Now let's run our random forest model and see what it comes up with for the best possible threshold:

set.seed(949)
mod1 <- train(Class ~ ., data = training,
              ## 'modelInfo' is a list object found in the linked
              ## source code
              method = modelInfo,
              ## Minimize the distance to the perfect model
              metric = "Dist",
              maximize = FALSE,
              tuneLength = 20,
              trControl = trainControl(method = "cv",
                                       classProbs = TRUE,
                                       summaryFunction = fourStats))

The resulting model output notes that:

Tuning parameter 'mtry' was held constant at a value of 3
Dist was used to select the optimal model using  the smallest value.
The final values used for the model were mtry = 3 and threshold = 0.887.

Using ggplot(mod1) will show the performance profile. Instead here is a plot of the sensitivity, specificity, and distance to the perfect model:

curves.png

You can see that as we increase the probability cut off for the first class it takes more and more evidence for a sample to be predicted as the first class. As a result the sensitivity goes down when the threshold becomes very large. The upside is that we can increase specificity in the same way. The blue curve shows the distance to the perfect model. The value of 0.887 was found to be optimal.

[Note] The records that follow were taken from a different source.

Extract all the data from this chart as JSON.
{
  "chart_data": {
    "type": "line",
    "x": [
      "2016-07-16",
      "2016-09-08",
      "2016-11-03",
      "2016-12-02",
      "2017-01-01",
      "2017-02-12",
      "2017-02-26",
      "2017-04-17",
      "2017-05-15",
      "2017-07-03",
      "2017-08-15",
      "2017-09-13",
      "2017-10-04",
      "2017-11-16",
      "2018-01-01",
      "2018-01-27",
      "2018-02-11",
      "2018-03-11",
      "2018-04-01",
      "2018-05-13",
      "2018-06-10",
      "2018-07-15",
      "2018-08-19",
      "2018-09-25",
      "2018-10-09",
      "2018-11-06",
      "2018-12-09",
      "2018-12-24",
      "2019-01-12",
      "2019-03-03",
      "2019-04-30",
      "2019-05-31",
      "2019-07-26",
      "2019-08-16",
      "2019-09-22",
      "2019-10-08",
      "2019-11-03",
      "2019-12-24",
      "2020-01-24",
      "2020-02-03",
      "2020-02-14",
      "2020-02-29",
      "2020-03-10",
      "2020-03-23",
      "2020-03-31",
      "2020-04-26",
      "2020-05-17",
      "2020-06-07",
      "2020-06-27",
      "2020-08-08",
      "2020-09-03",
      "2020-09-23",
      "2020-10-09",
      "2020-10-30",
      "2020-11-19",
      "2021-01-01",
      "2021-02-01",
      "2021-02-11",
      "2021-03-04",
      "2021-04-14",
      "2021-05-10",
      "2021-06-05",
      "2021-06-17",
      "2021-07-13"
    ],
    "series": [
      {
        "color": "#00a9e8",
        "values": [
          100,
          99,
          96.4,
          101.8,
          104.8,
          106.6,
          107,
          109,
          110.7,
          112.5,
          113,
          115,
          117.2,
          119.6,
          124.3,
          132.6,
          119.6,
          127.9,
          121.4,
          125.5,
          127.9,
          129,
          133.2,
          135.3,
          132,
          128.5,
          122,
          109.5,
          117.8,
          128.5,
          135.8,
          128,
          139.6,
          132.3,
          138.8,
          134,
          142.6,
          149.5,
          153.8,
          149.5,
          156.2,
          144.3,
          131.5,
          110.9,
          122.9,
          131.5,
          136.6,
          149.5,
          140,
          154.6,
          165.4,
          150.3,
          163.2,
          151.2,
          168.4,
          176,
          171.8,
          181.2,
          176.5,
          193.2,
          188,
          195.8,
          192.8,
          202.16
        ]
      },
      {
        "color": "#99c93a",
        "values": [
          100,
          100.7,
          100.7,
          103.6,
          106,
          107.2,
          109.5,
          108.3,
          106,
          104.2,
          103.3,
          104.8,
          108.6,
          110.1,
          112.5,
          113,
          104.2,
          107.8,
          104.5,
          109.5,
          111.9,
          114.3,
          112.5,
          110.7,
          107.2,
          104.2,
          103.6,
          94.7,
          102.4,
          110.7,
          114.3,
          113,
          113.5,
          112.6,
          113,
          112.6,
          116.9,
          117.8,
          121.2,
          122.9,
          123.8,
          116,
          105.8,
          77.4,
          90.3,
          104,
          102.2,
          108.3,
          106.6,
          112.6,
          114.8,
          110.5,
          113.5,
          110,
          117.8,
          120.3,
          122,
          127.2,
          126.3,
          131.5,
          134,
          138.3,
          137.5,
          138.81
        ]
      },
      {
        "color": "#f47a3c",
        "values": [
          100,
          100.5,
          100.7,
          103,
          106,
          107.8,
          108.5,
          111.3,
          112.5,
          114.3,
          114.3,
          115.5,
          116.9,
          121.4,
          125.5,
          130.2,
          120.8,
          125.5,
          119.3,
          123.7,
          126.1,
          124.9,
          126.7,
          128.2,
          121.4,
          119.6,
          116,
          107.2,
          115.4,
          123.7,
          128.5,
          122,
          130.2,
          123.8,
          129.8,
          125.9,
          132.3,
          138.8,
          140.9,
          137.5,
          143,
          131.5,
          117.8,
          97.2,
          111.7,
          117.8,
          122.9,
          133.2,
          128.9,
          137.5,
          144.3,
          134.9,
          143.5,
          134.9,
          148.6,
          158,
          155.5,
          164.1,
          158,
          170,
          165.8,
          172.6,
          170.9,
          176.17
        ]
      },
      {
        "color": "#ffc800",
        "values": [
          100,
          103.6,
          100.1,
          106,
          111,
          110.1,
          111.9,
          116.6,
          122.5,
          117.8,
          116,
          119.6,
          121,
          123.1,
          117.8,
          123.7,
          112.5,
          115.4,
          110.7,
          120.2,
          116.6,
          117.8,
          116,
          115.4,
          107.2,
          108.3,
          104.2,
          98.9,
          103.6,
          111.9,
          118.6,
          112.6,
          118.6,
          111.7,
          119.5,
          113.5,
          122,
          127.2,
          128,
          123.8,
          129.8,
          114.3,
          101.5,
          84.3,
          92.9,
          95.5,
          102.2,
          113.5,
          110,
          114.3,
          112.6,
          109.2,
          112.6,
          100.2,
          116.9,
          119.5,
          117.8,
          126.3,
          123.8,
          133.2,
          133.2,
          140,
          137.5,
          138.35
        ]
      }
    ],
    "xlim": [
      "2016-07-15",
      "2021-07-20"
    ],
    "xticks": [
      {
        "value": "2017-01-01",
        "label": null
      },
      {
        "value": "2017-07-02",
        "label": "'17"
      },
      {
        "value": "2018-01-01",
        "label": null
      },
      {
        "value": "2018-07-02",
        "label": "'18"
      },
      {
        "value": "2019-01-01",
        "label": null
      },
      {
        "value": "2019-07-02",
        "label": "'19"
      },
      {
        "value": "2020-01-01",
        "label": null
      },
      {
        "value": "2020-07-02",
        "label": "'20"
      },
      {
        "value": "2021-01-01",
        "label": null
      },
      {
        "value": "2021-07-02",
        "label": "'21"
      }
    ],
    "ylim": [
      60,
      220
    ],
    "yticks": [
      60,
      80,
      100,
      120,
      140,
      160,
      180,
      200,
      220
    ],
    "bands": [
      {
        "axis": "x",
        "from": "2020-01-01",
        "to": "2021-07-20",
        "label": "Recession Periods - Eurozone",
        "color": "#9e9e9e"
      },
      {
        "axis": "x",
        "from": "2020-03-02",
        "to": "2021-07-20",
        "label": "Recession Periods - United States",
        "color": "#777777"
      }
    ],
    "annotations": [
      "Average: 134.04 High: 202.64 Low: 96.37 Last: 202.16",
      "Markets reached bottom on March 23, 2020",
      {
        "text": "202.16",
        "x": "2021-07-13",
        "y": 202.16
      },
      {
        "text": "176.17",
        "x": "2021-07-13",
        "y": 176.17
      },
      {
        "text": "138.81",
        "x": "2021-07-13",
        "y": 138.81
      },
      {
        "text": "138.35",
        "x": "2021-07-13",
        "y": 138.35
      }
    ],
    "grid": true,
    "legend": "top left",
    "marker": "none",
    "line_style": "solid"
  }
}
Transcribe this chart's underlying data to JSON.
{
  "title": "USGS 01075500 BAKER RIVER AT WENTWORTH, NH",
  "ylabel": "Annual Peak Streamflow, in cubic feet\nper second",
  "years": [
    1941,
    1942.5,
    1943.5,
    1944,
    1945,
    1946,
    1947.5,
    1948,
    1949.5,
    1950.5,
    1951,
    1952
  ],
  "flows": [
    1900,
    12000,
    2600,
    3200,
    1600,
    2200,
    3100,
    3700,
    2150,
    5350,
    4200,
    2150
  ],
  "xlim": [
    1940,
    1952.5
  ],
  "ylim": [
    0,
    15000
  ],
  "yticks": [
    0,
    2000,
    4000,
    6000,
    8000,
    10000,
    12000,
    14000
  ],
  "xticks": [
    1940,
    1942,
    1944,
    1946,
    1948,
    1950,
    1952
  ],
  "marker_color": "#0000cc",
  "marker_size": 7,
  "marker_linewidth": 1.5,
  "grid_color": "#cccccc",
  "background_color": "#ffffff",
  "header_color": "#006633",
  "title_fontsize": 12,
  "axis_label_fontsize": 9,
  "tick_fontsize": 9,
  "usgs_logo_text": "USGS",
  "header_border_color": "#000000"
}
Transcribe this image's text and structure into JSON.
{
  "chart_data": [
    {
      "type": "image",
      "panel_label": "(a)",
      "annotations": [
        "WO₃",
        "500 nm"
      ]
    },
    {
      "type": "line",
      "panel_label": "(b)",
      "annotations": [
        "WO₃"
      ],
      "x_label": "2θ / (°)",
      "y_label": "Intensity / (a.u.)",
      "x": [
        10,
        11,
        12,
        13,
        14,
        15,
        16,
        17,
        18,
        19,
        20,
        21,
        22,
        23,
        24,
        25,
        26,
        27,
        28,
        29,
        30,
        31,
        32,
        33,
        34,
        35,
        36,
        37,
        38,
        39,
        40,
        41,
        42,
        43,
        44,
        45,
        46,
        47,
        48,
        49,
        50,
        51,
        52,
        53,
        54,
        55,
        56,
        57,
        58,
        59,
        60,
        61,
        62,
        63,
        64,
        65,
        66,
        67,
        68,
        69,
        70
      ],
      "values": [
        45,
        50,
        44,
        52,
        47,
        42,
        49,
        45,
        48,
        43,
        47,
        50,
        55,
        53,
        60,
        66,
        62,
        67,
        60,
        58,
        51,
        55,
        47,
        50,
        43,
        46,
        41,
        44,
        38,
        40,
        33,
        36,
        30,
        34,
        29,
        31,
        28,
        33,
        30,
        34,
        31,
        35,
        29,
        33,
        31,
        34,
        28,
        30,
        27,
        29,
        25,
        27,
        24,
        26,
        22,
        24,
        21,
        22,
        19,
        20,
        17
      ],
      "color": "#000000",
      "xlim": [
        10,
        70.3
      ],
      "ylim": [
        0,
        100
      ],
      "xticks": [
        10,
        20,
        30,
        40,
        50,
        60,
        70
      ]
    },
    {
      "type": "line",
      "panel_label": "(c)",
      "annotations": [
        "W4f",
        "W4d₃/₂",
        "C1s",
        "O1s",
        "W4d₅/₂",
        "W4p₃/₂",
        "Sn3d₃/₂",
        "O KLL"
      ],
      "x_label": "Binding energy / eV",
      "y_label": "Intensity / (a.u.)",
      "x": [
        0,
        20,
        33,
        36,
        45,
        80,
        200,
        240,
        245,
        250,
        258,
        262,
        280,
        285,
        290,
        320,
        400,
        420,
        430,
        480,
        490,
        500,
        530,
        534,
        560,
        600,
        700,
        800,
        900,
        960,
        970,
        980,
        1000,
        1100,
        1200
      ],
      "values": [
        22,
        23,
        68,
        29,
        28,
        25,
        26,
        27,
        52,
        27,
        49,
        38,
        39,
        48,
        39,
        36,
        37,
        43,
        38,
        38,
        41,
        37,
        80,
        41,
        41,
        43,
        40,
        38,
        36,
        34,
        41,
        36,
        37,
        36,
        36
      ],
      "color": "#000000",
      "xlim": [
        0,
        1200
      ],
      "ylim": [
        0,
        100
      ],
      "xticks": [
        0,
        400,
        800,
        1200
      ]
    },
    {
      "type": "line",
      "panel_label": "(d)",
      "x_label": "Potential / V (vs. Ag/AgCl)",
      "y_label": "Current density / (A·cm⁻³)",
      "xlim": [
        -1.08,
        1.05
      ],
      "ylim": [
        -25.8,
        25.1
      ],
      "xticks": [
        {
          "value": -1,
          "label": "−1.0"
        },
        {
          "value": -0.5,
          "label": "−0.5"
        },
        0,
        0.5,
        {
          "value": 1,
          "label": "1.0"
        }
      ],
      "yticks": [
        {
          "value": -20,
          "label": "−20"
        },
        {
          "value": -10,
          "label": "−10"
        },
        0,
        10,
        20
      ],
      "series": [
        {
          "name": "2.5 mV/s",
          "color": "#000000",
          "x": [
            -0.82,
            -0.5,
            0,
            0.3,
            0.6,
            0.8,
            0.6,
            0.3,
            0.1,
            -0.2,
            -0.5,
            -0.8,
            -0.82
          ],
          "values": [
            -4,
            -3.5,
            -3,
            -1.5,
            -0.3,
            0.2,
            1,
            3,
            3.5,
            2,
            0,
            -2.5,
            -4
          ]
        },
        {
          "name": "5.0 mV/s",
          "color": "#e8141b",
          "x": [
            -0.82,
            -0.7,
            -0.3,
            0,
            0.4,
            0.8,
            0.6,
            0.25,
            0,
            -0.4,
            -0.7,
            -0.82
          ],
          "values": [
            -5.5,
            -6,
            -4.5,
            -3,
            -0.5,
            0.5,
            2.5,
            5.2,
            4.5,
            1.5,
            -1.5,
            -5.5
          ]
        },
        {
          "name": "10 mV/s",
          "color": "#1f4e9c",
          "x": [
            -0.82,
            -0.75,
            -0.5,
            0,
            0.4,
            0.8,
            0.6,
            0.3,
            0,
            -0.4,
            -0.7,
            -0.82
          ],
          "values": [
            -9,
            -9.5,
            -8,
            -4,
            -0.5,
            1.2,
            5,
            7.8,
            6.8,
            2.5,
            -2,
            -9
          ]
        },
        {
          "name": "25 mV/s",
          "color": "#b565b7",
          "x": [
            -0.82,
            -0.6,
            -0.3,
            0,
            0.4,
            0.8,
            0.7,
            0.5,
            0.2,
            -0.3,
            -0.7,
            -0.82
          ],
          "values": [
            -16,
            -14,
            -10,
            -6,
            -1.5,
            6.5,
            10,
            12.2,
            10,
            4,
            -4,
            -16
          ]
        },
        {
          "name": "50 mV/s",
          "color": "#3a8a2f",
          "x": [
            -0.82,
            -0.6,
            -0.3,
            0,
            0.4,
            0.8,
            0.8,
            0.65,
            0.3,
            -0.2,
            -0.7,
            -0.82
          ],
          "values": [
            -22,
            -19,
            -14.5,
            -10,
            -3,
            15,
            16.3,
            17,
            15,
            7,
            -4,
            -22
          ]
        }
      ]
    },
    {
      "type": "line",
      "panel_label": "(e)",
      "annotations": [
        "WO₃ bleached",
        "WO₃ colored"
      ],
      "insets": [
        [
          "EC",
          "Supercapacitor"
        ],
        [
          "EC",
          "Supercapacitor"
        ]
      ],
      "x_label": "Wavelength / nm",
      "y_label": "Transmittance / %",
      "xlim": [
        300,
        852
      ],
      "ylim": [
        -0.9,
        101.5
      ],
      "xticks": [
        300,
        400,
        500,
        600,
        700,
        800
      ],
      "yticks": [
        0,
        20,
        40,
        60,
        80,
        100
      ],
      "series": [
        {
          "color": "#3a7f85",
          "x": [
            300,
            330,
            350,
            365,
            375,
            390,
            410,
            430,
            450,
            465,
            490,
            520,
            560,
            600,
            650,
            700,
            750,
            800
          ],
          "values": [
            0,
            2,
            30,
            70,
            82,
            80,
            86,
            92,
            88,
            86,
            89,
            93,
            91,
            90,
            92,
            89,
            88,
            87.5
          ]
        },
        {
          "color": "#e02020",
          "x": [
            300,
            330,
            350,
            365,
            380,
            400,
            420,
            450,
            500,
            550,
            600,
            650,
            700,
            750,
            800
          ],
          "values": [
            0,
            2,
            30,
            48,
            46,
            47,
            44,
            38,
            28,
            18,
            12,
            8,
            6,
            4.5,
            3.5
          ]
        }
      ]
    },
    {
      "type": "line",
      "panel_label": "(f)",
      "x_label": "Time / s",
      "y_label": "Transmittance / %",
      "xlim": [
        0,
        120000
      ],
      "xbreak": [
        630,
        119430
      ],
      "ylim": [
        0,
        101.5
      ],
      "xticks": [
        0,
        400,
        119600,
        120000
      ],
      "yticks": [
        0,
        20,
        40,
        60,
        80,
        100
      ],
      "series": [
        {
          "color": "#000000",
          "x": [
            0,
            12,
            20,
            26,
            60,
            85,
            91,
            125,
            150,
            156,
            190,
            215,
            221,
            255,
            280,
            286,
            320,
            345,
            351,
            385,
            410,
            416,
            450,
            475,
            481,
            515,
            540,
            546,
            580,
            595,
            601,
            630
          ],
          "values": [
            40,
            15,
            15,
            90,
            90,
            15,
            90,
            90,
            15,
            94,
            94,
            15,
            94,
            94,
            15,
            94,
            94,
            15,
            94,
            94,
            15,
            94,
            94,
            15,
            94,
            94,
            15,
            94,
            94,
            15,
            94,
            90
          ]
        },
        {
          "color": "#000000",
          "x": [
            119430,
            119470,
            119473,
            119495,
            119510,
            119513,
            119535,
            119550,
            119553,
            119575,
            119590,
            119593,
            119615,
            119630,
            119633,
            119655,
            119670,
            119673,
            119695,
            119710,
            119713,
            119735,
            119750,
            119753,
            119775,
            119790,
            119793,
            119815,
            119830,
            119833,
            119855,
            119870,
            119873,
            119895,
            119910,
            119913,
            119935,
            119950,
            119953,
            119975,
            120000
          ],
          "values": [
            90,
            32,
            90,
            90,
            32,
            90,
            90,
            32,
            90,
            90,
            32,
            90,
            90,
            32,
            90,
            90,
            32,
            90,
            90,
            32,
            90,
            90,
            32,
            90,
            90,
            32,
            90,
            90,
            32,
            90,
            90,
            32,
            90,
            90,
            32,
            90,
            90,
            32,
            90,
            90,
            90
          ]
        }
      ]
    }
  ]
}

Now we can use the test set ROC curve to validate the cut off we chose by resampling. Here the cut off closest to the perfect model is 0.881. We were able to find a good probability cut off value without setting aside another set of data for tuning the cut off.

One great thing about this code is that it will automatically apply the optimized probability threshold when predicting new samples. Here is an example:

  Class1 Class2  Class Note
1  0.874  0.126 Class2    *
2  1.000  0.000 Class1     
3  0.930  0.070 Class1     
4  0.794  0.206 Class2    *
5  0.836  0.164 Class2    *
6  0.988  0.012 Class1     

However we should be careful because the probability values are not consistent with our usual notion of a 50-50 cut off.